My own therapist says that people who have symptoms of BPD are quite obviously hurting quite a bit. If you treat them like they are hurting, and not like they have a mental disorder, they tend to improve. And, childhood abuse is almost universal in Borderlines. But all of these "borderline therapies" completely ignore that the symptoms are a reaction to trauma. If you treat the underlying trauma, the "borderline symptoms" go away. However, therapy for childhood trauma is generally longer term, something most therapists are unwilling to deal with currently, so they throw out labels of personality disorders and then can feel more confident walking away.

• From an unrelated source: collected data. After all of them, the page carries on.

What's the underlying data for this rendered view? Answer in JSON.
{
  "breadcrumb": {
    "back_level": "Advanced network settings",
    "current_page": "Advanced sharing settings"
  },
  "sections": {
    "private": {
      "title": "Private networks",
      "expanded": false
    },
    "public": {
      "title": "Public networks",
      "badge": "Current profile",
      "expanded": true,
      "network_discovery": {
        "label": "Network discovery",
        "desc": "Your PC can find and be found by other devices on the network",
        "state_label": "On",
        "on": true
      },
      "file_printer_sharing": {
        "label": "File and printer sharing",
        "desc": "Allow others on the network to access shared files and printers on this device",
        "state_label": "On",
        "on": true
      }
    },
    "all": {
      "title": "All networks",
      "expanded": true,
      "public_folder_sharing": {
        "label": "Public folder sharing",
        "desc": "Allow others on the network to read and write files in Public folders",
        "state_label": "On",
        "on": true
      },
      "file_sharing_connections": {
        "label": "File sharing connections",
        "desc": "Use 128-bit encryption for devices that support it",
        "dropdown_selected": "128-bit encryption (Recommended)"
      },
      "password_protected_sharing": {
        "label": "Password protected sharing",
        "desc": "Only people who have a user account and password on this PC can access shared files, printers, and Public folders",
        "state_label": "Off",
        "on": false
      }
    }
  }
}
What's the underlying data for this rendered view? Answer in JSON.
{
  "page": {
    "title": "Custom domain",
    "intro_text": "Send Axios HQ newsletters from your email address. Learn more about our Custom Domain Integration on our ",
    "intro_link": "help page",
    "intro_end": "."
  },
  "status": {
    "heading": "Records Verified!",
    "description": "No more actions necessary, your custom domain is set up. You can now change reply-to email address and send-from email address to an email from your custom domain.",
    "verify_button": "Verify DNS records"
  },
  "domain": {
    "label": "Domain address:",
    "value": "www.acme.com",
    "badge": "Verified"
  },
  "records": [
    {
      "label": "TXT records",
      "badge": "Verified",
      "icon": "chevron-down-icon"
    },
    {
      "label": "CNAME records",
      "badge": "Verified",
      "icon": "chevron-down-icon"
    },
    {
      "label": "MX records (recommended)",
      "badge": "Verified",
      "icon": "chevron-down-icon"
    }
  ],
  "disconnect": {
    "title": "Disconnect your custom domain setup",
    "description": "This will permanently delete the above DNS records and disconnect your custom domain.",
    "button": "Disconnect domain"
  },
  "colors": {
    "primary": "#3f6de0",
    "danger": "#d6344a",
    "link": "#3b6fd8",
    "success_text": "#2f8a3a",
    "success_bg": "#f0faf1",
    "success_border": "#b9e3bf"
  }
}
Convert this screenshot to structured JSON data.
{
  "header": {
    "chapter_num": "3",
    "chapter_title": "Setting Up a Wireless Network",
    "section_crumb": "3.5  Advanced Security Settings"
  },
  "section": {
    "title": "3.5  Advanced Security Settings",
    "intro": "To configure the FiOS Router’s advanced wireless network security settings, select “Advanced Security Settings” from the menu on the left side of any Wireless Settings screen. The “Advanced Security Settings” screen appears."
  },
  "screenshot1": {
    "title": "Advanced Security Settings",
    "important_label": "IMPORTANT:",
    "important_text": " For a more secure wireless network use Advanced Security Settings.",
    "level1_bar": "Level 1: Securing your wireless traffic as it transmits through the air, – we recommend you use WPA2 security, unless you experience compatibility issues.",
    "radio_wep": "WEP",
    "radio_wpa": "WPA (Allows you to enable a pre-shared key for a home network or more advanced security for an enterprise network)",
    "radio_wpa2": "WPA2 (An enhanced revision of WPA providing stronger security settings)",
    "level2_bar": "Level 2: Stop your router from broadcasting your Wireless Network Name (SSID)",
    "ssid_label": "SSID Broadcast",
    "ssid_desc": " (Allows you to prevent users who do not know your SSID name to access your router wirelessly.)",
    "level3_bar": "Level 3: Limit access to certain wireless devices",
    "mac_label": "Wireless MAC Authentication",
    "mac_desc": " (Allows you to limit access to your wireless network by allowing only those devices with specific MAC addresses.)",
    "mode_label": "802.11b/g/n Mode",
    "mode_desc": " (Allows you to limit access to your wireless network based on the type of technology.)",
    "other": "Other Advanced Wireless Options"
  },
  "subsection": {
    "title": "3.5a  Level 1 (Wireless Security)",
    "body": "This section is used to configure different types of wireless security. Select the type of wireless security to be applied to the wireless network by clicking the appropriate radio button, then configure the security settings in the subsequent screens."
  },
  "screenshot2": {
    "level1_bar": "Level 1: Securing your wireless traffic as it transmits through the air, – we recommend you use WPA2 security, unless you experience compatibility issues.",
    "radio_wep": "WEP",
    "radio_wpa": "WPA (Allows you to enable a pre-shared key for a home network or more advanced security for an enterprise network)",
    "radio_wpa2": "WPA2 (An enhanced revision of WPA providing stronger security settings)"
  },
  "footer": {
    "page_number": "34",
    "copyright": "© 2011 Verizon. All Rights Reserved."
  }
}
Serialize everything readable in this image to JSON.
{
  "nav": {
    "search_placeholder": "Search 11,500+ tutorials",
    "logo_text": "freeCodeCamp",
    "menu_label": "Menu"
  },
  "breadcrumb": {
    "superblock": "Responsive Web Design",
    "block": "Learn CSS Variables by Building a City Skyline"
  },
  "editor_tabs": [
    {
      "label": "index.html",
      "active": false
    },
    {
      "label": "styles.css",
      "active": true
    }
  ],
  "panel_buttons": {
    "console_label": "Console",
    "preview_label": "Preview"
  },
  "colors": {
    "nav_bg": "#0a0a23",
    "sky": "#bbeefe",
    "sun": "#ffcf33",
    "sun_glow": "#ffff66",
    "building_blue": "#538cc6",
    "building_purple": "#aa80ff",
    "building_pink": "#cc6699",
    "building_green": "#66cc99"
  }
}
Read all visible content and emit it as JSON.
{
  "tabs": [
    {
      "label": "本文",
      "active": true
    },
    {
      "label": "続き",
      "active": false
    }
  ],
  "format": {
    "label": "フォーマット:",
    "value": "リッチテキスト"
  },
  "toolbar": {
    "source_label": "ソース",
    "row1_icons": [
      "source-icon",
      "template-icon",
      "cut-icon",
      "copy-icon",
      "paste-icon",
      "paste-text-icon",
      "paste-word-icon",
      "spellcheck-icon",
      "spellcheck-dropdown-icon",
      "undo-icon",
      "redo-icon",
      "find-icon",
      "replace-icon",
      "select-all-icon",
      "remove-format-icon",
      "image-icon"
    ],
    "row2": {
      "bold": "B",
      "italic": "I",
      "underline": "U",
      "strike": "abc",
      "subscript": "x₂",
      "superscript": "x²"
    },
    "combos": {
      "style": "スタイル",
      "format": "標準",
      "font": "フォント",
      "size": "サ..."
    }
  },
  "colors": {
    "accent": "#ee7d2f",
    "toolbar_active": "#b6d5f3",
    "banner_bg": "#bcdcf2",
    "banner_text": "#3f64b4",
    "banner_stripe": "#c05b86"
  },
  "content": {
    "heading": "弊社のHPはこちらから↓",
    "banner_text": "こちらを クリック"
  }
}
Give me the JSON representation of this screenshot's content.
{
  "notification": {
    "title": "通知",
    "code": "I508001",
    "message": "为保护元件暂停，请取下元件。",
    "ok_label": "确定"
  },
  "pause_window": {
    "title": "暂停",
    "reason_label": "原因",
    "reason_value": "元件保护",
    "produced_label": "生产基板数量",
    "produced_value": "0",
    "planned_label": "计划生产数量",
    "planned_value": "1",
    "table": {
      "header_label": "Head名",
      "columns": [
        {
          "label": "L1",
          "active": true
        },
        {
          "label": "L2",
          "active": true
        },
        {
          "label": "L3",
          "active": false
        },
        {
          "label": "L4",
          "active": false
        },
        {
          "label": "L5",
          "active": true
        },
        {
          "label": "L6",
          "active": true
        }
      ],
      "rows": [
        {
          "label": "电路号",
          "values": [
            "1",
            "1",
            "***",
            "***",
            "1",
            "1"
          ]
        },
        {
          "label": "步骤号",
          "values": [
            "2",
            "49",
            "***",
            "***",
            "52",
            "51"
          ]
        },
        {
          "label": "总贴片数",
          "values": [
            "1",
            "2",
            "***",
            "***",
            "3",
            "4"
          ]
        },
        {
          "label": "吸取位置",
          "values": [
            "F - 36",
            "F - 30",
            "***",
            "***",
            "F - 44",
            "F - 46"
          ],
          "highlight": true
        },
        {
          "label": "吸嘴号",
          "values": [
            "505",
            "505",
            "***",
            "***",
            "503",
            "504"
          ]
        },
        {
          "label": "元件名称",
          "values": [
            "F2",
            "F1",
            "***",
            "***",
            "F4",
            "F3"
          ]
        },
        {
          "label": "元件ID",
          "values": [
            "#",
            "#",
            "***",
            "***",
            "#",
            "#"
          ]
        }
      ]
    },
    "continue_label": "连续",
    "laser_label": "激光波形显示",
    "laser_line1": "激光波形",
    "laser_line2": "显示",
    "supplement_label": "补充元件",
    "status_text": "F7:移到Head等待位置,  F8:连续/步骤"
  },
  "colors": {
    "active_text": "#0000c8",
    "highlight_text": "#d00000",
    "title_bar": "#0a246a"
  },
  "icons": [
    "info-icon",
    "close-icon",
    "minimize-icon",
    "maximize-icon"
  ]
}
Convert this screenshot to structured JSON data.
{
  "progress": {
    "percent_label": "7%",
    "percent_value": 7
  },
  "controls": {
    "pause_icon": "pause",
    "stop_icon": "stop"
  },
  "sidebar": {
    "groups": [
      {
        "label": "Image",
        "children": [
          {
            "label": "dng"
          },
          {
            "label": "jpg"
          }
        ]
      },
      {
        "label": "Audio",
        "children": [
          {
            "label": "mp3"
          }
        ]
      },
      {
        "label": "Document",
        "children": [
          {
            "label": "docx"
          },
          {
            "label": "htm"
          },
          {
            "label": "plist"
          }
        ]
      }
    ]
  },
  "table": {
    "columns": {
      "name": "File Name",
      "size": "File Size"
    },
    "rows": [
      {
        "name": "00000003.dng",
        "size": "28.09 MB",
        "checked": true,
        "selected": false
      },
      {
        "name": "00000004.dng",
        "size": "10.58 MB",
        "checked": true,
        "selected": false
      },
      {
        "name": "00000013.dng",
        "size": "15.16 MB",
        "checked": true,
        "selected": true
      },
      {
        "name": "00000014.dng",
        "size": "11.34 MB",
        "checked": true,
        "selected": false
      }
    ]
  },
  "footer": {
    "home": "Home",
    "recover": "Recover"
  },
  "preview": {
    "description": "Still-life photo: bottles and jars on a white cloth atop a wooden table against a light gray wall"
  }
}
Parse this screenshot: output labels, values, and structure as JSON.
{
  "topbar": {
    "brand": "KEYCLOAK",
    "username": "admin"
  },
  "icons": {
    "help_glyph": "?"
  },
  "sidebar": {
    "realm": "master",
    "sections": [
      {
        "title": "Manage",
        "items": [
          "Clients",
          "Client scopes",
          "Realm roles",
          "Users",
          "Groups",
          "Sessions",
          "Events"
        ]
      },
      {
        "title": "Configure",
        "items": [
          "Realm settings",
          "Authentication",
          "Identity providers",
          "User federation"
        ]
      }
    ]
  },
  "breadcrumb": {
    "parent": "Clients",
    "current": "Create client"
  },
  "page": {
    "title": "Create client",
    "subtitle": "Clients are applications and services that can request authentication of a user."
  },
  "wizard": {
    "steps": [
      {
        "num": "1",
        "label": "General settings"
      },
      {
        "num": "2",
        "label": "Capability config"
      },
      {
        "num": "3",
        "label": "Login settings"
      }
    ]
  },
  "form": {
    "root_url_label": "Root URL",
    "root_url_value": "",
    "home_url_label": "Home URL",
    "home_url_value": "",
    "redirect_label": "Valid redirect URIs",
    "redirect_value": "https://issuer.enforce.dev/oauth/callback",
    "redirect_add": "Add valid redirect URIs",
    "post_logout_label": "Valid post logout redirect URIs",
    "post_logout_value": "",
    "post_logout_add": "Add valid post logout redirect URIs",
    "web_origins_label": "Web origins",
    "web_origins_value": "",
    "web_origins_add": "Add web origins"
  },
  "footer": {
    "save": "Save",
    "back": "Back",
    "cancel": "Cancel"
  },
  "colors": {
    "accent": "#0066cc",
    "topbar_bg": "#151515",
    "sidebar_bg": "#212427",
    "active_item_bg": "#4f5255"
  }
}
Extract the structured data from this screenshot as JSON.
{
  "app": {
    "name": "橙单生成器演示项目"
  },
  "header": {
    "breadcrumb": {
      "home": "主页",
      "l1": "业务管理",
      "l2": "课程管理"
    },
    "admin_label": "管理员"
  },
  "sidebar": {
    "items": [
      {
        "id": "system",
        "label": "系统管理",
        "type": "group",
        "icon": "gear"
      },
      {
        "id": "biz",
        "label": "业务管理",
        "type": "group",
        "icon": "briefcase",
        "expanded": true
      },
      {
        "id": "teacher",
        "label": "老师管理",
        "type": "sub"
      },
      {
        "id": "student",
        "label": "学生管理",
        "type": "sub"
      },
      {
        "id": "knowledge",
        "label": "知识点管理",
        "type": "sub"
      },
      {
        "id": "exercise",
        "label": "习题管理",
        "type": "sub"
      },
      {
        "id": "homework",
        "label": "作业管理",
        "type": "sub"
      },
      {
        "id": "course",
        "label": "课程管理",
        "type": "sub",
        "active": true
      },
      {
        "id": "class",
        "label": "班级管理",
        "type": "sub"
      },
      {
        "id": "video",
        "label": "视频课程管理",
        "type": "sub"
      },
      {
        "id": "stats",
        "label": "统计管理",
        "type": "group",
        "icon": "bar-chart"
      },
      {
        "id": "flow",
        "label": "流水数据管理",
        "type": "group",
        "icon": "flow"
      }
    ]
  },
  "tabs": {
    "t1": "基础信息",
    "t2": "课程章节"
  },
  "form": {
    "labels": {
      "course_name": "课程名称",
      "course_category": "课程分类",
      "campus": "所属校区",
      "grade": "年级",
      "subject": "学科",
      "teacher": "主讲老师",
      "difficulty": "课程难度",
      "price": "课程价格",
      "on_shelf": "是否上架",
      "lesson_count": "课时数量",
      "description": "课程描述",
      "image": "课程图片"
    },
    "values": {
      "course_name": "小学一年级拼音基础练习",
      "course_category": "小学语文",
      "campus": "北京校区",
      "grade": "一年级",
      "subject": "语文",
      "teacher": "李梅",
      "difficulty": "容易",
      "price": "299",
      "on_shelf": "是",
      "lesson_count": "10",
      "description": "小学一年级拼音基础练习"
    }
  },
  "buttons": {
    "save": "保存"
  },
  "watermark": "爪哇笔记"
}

I do not doubt that your symptoms mirror those listed as criteria for BPD. I think it is important however, to understand how the label is used and seen by professionals, and other potential causes and cures, before voluntarily taking on a BPD diagnosis. -Oubliette
post #19 of 67
Thread Starter 
I appreciate both of the above postings and was hoping to see this kind of info as well! I'm reading a book on BPD and I'm quite distrubed, according to the book the "behaviors" that bother my daily life the most are the hardest to treat and the least "curable," and my problems very much mirror the BPD symptoms (I'm 9 for 9!) but I'm not sure what else would be a symptom in my life that I can't see objectively that would change the outlook. I'm looking forward to my visit on friday and I have quite a history that I need to sort out. I will update after that visit if anyone is interested!
post #20 of 67
I am NAK... but I wanted to express agreement with Vishapmama and also humbly to suggest the possibility of PTSD sometimes manifesting itself as a cluster of symptoms that could be mistaken for BPD. This is along the lines of what Oubliette mentioned as well.

I hope your appointment goes well on Friday.